Mais quinze dias e a esposa de Norberto, apesar da úlcera, da tuberculose e da asma, resistia. Ele, desesperado e sentindo que a pequena duvidava, propôs-lhe: “Vamos fazer o seguinte: vou arranjar um pretexto do serviço e te levo lá em casa. Que­res?”. Julinha, que já se julgava vítima de uma mistificação, dis­se: “Pois quero”. No dia seguinte, entrava na casa da rival. E seu estômago se contraiu quando viu a outra no fundo da cama. Era, de fato, um esqueleto. Um esqueleto com um leve, muito leve, revestimento de pele. Parecia incrível que aquela criatura ainda estivesse respirando, ainda vivesse. Na primeira oportu­nidade, Norberto soprou-lhe:

— Não te disse? Batata, meu anjo. É um fenômeno de re­sistência. Qualquer dia, morre.

Coincidiu que o médico aparecesse e, falando com Norber­to e Julinha, foi terminante: “É um milagre, sua mulher já devia estar morta”. Julinha, impressionada, sugeriu: “Deve ser um sa­crifício a vida dessa criatura. Um martírio”. O médico admitiu com a voz cava:

— Natural.

E continuou a espera. Então, pouco a pouco, Julinha se de­sesperou. Começava a admitir na sua meditação que a outra não morresse nunca, que se tornasse definitivamente uma múmia. O Queiroz, teimoso, não cessava o assédio. E, sem querer, ela já o tratava de outra maneira, quase com afeto. Ele era positivo: “Eu me caso contigo em dois meses”. Julinha adotou uma ati­tude que não deixava de ser um estímulo. Disse: “Deixa o bar­co correr”. Dias depois, foi mais longe:

— Te dou a resposta dentro de um mês.

A MORTE

Esperava que, dentro desse prazo, a outra morresse. Pois bem. Passou-se o mês e nada. Perdeu a paciência: “Não interes­sa. Estou bancando a palhaça”. O Queiroz, que contava os dias na folhinha, esperou-a sôfrego: “Como é? Já decidiste?”. Julinha teve um fundo suspiro:

— Já.

— E então?

— Sim.

Combinaram ali mesmo, em voz baixa, tudo. Ele, agitado, queria o máximo de rapidez, e batia sobretudo numa tecla: “Dois meses, no máximo”. Esfregou a mão, feliz, quando soube que Julinha já preparara muita coisa do enxoval. Acabou soprando: “Vem cá um instantinho”. Levou-a ao corredor e deu-lhe um beijo na boca. Voltando ao escritório, saiu de mesa em mesa, anunciando: “Estamos noivos”. Foi uma farra entre os colegas. De repente, bate o telefone: Julinha atende e… Teve um cho­que, quando reconheceu a voz de Norberto.

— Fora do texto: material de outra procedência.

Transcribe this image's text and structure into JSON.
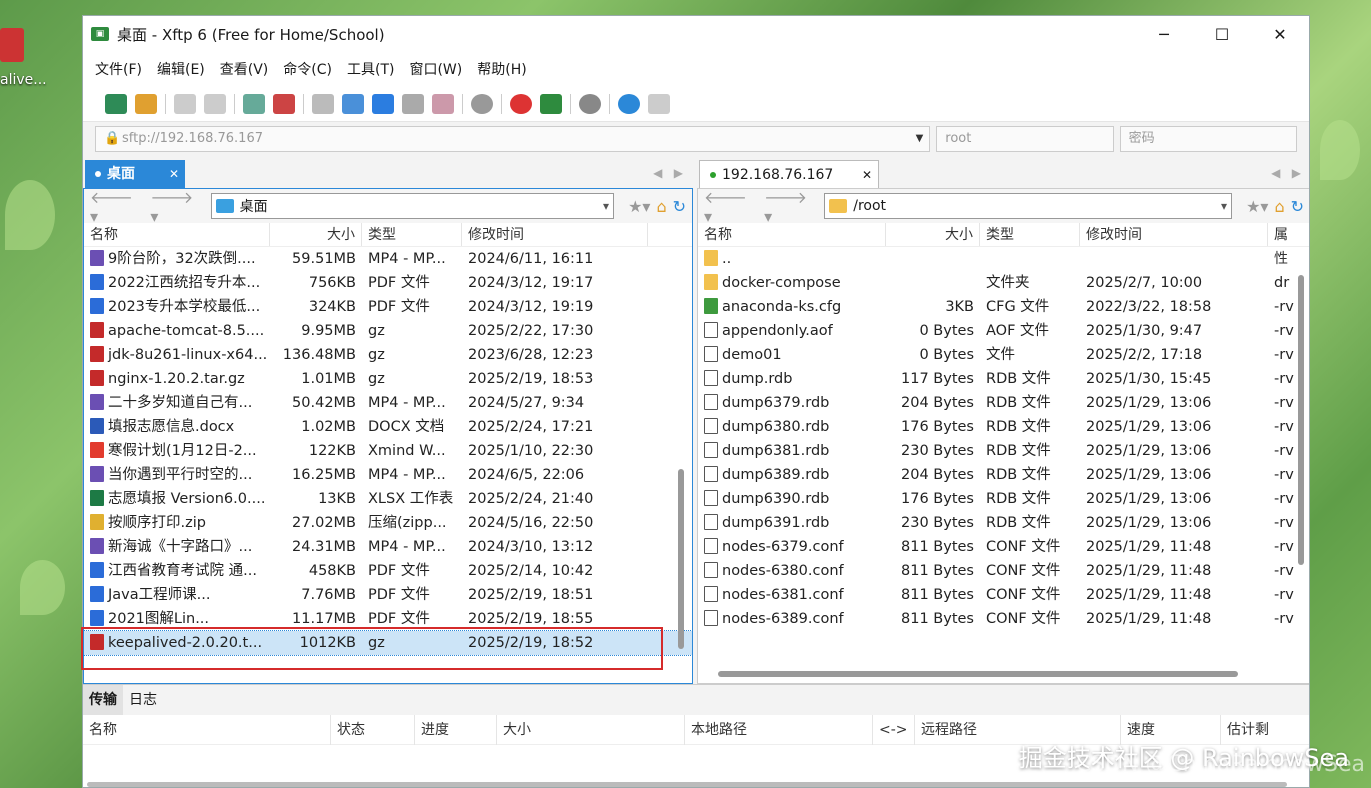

Falando baixo, com a boca encostada no telefone, Norberto anunciava:

— Minha mulher entrou em agonia. Agora é batata. Ques­tão de minutos. Um beijo pra ti. — E desligou.

Por alguns instantes ela não soube o que fazer. Numa ale­gria lancinante, tinha os olhos marejados, já esquecida do com­promisso com o Queiroz. E, quando este veio lhe falar, ela não teve o mínimo tato. Disse-lhe à queima-roupa: — “Olha, nada feito. Você me desculpa” etc. etc.

Ele, branco, ainda insistiu: — “Você não pode fazer isso comigo. Eu não sou nenhum moleque”. Mas quando se con­venceu que a tinha perdido, não teve dúvidas. Era nortista, afundou-lhe o punhal num dos seios. Julinha expirou, ali mes­mo, antes que a assistência chegasse.

Pouco depois, batia o telefone. Era de novo Norberto, que vinha avisar que a esposa morrera, afinal. Mas ninguém, ali, te­ve cabeça para atender. Norberto acabou desistindo. Voltou para junto da esposa morta, com a natural compostura de um viúvo. E fez, para os presentes, o seguinte comentário:

— Quem morre descansa.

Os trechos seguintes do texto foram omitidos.